The right to erasure, sometimes called the right to be forgotten, allows individuals to request deletion of their personal data. However, this right is not absolute. In the employment context, you can retain data that you are legally required to keep, such as tax records, and data that you need for the establishment or defense of legal claims, such as records related to a dismissal that might be contested.

Develop a clear data retention schedule that specifies how long you keep each type of employee data after the employment relationship ends. Typical retention periods range from 1 year for recruitment records to 7 years for payroll and tax records, depending on your jurisdiction.

Cross-Border Data Transfers

If your company operates across multiple countries, you are likely transferring employee data across borders. Under GDPR, transferring personal data outside the EEA requires specific legal mechanisms to ensure the data receives equivalent protection.

The most common mechanisms are:

  • Adequacy decisions: The European Commission has determined that certain countries provide adequate data protection. Transfers to these countries require no additional safeguards.
  • Standard Contractual Clauses (SCCs): Pre-approved contract templates that bind the data recipient to GDPR-equivalent protections. Most SaaS vendors that handle EU data use SCCs.
  • Binding Corporate Rules: Internal policies approved by a data protection authority that govern intra-group transfers. These are typically used by large multinational corporations.

When selecting HR technology vendors, verify that they have appropriate transfer mechanisms in place and can demonstrate compliance. Ask for their Data Processing Agreement (DPA) and review where data is stored and processed.

Practical Steps to Get Compliant

If you are reading this and realizing that your HR data practices need improvement, here is a prioritized action plan:

  • Step 1: Audit your data.
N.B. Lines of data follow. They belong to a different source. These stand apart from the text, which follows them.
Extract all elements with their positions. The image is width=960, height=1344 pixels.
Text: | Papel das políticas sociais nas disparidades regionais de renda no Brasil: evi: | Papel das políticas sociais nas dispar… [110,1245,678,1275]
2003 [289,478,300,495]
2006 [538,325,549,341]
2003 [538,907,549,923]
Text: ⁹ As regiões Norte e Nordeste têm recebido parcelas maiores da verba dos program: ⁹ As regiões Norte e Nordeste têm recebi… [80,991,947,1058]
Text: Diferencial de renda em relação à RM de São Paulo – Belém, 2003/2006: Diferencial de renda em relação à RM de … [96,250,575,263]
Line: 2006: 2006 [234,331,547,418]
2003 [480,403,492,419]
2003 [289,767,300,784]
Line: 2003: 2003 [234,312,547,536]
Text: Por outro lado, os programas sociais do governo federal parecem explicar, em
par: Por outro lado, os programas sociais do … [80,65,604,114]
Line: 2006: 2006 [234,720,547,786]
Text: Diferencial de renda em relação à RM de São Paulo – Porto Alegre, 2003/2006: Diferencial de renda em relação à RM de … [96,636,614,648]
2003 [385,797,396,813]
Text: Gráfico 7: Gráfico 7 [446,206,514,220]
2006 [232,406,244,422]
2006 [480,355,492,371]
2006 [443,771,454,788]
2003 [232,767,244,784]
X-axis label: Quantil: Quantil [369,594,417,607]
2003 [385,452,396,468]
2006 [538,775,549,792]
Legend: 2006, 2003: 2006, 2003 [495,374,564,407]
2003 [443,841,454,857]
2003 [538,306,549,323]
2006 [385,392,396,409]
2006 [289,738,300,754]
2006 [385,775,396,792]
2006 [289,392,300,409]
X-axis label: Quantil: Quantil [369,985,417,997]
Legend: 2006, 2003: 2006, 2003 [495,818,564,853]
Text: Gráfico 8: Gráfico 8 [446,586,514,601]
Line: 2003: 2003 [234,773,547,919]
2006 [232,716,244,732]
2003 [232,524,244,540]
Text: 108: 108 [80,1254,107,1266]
Map every type of personal data you collect, where it is stored, who has access, and why you collect it. This is the foundation for everything else.
  • Step 2: Document your lawful basis. For each data processing activity, document which lawful basis applies. Create a Record of Processing Activities (ROPA) as required by Article 30.
  • Step 3: Update your privacy notice. Ensure employees receive a clear, comprehensive privacy notice that explains what data you collect, why, how long you keep it, and what their rights are. This should be part of the onboarding process.
  • Step 4: Implement access controls. Ensure that only people who need access to specific employee data have it. An HR coordinator processing payroll does not need access to disciplinary records. Role-based access control in your HRIS is essential.
  • Step 5: Establish a retention schedule. Define how long you keep each type of data and implement automated deletion or archival processes. Do not keep data indefinitely just because it is easier than cleaning it up.
  • Step 6: Train your staff. Everyone who handles employee data needs to understand their GDPR obligations. This includes HR team members, managers who access HR systems, and IT staff who administer the infrastructure.
  • Step 7: Prepare for requests. Create a process for handling subject access requests, rectification requests, and erasure requests. Document the process, assign responsibility, and test it before you receive a real request.

GDPR compliance is not a one-time project. It is an ongoing practice that requires attention to how data is collected, used, stored, and deleted throughout the employment lifecycle. The good news is that most of what GDPR requires is simply good data hygiene: collect what you need, protect it properly, keep it accurate, and delete it when you no longer need it. A modern HR platform with built-in access controls, audit logging, and retention management makes this dramatically easier than trying to enforce these practices across scattered spreadsheets and email inboxes.